Speculative decoding in llama.cpp for Gemma 4 31B IT / Qwen 3.5 27B?
Posted by No_Algae1753@reddit | LocalLLaMA | View on Reddit | 34 comments
Has anyone here tested speculative decoding in llama.cpp with Gemma 4 31B IT or Qwen 3.5 27B?
For Gemma, I was thinking about using a smaller same-family draft model.
For Qwen 3.5, I’m not sure if it works well at all in llama.cpp.
If you tried it, which draft model worked best and did you get a real speedup?
tecneeq@reddit
I'm doing a benchmark right now on a Strix Halo. qwen 3.5 doesn't work with llama.cpp, but Gemma 4 31 Dense shows promise.
I'll try these combinations to find the sweetspot:
klotar99@reddit
From another thread here I posted: If you have the vram, 26B A4B is a better spec drafter for me since the active params are similar. (UD Q2 gives 80-95% acceptance) I can get a strix halo to as high as 26 tok/s on llama.cpp (in chat)
tecneeq@reddit
I have these results so far. Clearly MoE doesn't benefit from draft models:
https://docs.google.com/spreadsheets/d/1NzZC4JShGluwH2fdjlMbZ2ke99AcTctUnM7rG12_cYE/edit?usp=sharing
I'm benchmarking MoE as draft model for 31B dense as we speak, but it takes forever ;-).

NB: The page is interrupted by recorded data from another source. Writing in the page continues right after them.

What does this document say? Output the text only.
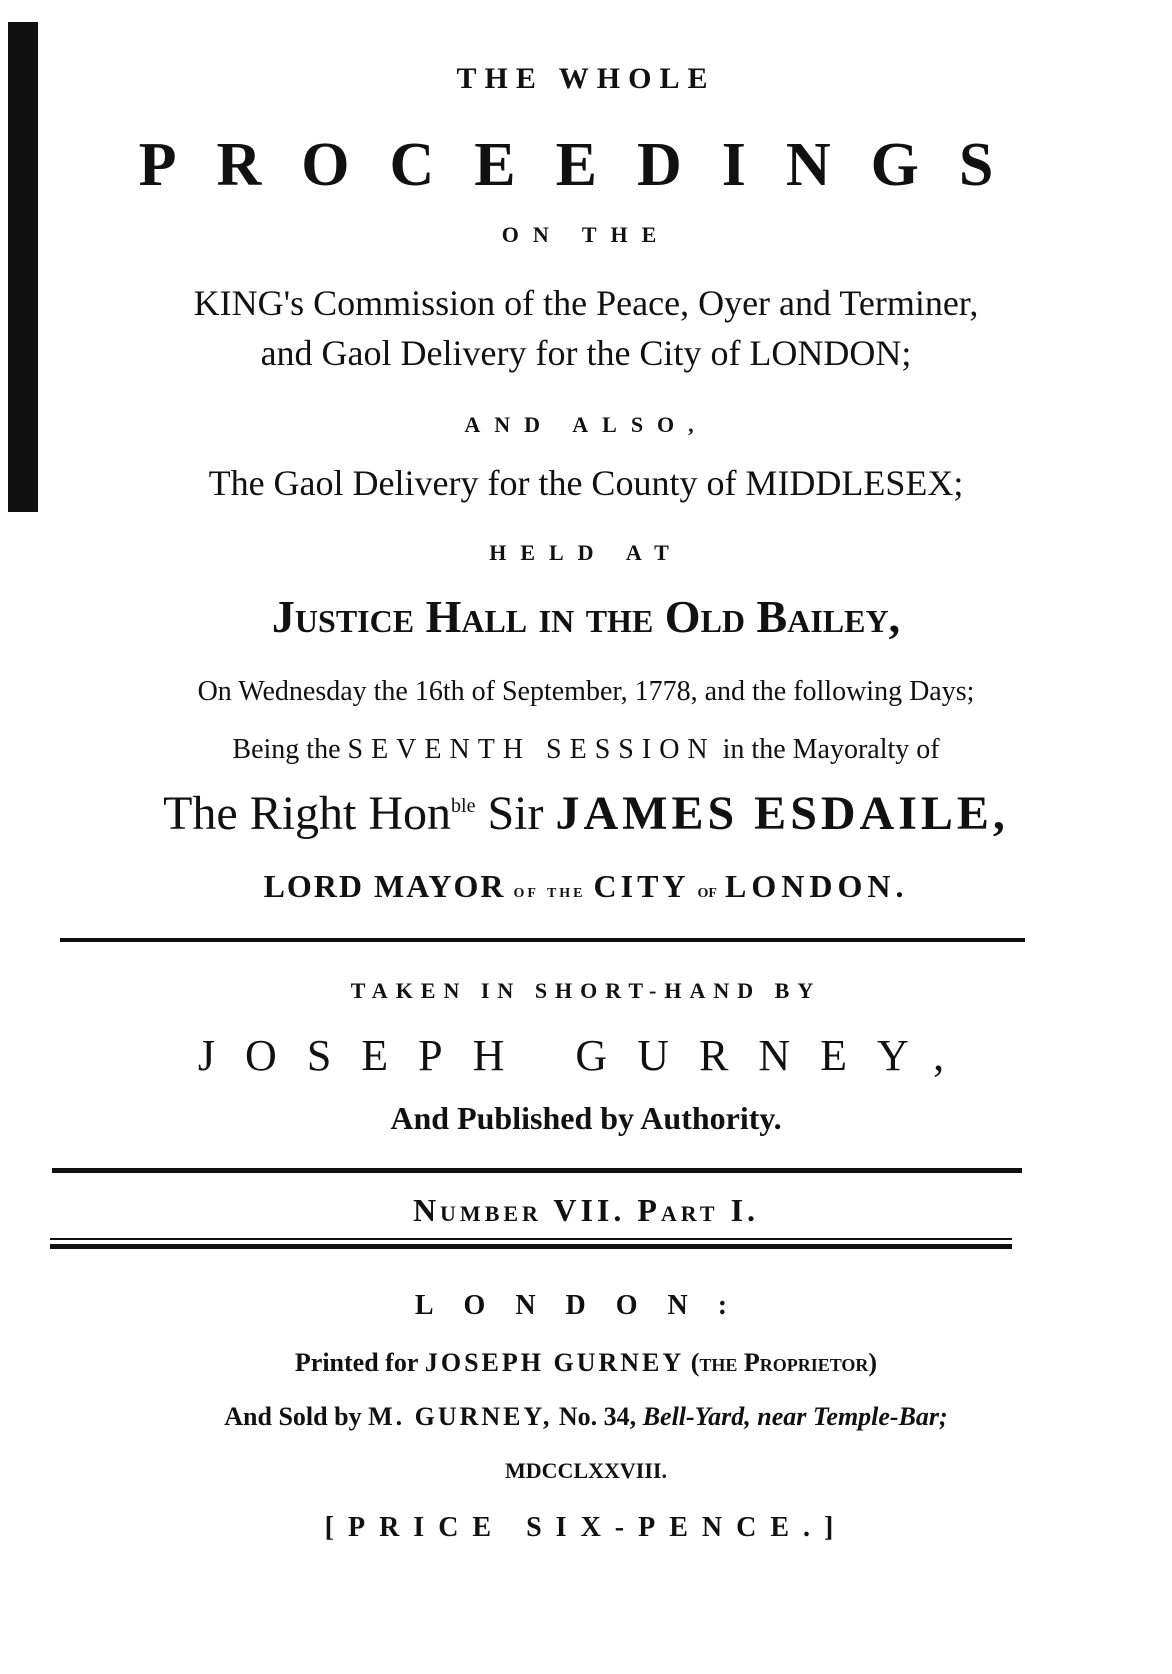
THE WHOLE
PROCEEDINGS
ON THE
KING's Commission of the Peace, Oyer and Terminer,
and Gaol Delivery for the City of LONDON;
AND ALSO,
The Gaol Delivery for the County of MIDDLESEX;
HELD AT
Justice Hall in the Old Bailey,
On Wednesday the 16th of September, 1778, and the following Days;
Being the SEVENTH SESSION in the Mayoralty of
The Right Hon$^{ble}$ Sir JAMES ESDAILE,
LORD MAYOR of the CITY of LONDON.
TAKEN IN SHORT-HAND BY
JOSEPH GURNEY,
And Published by Authority.
Number VII. Part I.
LONDON:
Printed for JOSEPH GURNEY (the Proprietor)
And Sold by M. GURNEY, No. 34, Bell-Yard, near Temple-Bar;
MDCCLXXVIII.
[PRICE SIX-PENCE.]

nicholas_the_furious@reddit
I think he is saying using the MoE in place of the E2B/E4B.
tecneeq@reddit
I'm also trying every unsloth quant below Q4 this time. Maybe smaller qunats give better results?
finevelyn@reddit
I have 5090+5070ti and am using Gemma 4 E2B Q6 as the draft model for 31B Q6. The draft model is on the 5090 and the main model is split on both (using llama.cpp with --fit-target 7400,200 --device-draft CUDA0). The 7400 fit target for the 5090 is required to ensure enough space is left for the draft model, because --fit doesn't seem to take it into account.
Draft model parameters: --draft-min 0 --draft-max 16 --draft-p-min 0.9 (min and max same as default, p-min up from 0.75 to 0.9).
For pure coding tasks the speed-up is from 45tk/s to 60-90tk/s. On other tasks there is a slight speed-up but nothing dramatic.
Adventurous-Paper566@reddit
It's very impressive, how many context can you manage this this setup?
finevelyn@reddit
128k context when main model KV cache is unquantized and draft model cache is Q8. I assume if I set both to Q8, I could use the full context size, but haven't had any reason to try yet.
oxygen_addiction@reddit
Have you played around with Qwen 27B on the same setup?
finevelyn@reddit
Last I read speculative decoding is currently broken in llama.cpp for Qwen3.5, so I didn't try it. But for the record, the 27B Q6 fits with 128k context (unquantized) on the 5090 alone and runs at around 55tk/s, or split on both card for max context at 45tk/s. Qwen3.5 0.8B or 2B will probably work nicely as a draft model when they fix it.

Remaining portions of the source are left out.